That said, here is the response of the guy who wrote the article:
The Fed buys securities and pays for them with money they created out of thin air. These transactions occur as Securities Sold Under Agreement to Repurchase on the Seller's (Banks") books. It is Money and Banking 101, done under Open Market Operations. The poster is wrong.
That's fine but you did seem to think that stock repos could boost the market. They can't.
That said, here is the response of the guy who wrote the article:
You e-mailed this guy?
The Fed buys securities and pays for them with money they created out of thin air.
Yes, Treasury securities not stocks.
This is true, only sometimes they don't even use the air.
When you walk by a bank and you see painted on the glass "Assets over $3,000,000" you may be imagining that inside the bank is a money bin bigger than Scrooge Mc Duck's. The fact is that when you deposit $10 in the bank, your deposit is not an asset (to them), it's a liability. The banks assets are the loans the bank has made.
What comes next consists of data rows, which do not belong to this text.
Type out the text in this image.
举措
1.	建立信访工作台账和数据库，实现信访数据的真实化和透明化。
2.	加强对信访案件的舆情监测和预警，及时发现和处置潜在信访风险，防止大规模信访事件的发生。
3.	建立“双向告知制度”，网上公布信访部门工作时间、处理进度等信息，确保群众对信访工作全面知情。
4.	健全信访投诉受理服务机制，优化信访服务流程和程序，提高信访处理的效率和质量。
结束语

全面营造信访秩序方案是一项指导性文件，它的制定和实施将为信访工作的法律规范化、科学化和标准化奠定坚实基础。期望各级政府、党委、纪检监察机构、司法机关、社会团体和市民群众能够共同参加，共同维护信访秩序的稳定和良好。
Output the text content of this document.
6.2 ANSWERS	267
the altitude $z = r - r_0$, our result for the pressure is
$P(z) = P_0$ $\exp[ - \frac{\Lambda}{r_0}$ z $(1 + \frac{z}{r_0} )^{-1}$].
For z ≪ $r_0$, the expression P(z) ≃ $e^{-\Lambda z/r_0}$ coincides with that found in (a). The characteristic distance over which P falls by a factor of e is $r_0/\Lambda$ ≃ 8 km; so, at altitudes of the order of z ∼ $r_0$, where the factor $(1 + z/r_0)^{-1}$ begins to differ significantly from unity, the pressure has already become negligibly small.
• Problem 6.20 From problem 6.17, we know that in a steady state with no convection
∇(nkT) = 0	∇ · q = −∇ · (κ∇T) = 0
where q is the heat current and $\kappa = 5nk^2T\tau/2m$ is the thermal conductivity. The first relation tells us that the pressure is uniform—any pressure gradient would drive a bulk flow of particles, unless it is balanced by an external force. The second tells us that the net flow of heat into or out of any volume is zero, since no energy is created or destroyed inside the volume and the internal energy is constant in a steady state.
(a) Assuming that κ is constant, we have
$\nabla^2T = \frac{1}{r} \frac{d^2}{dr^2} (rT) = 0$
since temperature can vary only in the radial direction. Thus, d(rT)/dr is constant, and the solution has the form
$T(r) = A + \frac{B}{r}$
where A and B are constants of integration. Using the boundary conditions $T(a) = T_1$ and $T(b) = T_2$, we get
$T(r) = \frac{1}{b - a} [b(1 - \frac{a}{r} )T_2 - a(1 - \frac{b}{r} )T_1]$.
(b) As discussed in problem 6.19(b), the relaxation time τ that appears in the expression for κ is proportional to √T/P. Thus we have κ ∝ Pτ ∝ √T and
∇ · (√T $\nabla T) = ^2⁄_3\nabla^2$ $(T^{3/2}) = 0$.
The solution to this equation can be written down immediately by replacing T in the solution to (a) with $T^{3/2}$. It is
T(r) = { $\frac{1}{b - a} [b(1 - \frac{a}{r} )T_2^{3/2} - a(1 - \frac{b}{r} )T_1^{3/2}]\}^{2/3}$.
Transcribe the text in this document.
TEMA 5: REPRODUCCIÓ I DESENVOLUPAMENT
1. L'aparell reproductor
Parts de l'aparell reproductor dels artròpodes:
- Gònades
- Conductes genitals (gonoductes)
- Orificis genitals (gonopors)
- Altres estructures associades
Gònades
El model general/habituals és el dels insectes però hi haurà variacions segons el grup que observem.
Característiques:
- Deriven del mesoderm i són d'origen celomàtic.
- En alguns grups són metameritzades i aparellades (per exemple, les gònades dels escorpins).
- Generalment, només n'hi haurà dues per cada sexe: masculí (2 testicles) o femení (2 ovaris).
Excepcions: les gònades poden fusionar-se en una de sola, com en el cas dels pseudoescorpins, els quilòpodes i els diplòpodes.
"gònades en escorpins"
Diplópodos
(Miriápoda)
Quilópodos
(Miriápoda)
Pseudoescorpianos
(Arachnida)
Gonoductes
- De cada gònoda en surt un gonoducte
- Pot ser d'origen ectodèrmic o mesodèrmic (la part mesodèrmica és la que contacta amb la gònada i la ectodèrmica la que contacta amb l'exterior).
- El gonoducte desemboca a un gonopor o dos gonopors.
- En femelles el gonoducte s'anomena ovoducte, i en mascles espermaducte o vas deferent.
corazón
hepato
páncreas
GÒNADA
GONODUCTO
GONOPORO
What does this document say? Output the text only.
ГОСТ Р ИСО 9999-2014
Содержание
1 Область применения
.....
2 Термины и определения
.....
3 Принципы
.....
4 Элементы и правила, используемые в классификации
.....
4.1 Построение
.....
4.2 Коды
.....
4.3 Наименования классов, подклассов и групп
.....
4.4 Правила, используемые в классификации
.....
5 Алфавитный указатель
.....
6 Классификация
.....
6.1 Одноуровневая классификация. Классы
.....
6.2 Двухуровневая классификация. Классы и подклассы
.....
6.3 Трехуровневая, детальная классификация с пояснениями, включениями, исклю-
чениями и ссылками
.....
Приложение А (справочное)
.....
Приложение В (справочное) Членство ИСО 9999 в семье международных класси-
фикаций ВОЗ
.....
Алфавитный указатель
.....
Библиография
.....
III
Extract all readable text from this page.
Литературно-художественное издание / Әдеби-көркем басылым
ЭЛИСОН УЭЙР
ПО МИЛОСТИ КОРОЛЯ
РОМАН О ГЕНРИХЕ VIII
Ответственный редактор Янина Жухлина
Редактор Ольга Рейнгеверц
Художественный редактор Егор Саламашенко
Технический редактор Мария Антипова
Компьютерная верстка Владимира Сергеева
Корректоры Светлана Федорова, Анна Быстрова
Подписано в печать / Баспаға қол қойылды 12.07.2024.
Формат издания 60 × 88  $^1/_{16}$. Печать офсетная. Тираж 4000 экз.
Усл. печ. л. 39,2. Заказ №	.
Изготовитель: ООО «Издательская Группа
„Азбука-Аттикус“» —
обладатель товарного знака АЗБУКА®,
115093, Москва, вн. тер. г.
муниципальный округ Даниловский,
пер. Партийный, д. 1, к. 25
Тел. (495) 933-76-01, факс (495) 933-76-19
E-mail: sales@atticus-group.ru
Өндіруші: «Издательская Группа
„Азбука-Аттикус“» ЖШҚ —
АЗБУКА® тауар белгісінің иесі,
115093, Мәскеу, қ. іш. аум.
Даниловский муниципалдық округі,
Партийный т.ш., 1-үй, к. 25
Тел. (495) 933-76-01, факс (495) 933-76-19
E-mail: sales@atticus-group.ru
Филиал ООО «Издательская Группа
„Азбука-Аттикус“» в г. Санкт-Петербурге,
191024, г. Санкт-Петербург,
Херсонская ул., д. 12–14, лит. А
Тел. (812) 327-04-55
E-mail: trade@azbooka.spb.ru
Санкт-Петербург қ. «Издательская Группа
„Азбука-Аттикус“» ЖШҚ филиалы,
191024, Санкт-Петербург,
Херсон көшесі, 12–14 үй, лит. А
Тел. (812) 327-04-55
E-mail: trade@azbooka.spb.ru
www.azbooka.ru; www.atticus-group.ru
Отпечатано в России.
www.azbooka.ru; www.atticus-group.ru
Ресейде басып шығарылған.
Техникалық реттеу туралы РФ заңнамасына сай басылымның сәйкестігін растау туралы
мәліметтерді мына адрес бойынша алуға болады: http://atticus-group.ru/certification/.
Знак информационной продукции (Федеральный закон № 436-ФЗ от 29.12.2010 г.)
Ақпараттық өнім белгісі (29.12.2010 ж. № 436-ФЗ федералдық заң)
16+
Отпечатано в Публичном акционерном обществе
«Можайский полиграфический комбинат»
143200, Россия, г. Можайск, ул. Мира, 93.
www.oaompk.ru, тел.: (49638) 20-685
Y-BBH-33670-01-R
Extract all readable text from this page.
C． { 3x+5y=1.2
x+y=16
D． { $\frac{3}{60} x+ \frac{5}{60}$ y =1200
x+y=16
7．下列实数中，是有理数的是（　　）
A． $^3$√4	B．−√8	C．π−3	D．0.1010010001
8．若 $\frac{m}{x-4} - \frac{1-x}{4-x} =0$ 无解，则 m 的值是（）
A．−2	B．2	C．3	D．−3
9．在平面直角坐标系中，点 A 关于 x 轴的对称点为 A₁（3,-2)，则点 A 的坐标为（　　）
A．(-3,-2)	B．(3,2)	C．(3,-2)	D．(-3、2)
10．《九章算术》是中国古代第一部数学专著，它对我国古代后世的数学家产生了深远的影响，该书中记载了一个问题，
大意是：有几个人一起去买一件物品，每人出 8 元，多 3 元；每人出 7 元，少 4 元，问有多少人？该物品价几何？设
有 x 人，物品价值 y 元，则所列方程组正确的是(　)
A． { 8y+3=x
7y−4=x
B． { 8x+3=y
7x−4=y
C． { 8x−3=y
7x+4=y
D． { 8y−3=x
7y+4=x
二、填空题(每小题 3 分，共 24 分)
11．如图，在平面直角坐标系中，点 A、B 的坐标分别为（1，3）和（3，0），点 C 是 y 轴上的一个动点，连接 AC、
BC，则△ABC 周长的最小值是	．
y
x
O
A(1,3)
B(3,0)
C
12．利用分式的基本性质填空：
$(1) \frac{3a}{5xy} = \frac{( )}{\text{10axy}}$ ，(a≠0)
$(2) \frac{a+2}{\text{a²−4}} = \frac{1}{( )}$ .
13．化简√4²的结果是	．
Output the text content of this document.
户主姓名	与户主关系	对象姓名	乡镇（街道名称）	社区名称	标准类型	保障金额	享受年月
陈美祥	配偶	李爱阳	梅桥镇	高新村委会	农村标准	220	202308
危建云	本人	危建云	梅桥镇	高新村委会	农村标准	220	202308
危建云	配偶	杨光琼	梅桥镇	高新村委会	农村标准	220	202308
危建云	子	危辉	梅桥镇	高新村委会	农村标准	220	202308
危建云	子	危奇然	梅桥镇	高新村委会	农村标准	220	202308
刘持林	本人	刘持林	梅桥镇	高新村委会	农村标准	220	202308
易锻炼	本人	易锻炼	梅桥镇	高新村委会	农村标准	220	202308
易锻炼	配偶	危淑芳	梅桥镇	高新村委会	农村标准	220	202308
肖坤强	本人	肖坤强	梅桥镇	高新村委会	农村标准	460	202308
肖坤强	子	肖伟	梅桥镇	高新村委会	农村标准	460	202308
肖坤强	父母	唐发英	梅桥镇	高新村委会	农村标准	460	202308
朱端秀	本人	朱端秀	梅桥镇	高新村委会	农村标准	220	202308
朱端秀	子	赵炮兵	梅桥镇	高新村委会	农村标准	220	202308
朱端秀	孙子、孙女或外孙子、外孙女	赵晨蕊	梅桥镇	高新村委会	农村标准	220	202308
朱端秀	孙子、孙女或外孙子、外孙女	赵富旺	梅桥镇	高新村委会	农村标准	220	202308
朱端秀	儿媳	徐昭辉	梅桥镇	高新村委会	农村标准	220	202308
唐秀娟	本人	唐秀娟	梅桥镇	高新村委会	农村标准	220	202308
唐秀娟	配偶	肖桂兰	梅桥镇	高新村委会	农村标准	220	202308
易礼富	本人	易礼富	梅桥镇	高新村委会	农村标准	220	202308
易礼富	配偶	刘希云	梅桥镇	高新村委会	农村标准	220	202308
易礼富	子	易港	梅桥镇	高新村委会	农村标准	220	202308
You and I create money out of thin air too; in fact most money is created by ordinary citizens like us. Every time you loan someone money (or put it in the bank, buy a bond, etc.) you keep your money in the form of the asset, and the recipient now has money that didn't exist before the loan was made. Interest rate hikes and cuts can help us or keep us from creating money. The Fed has an effect on interest rates but not nearly as much as it wants us to think --we have the most power because we have most of the money.
People often get money confused with wealth. You can have a stack of twenties on the table and owe it to the bank --you've got money and no wealth. There are other people who have wealth and no money --every once in a while we hear about a farmer who's land-poor, meaning all land no cash.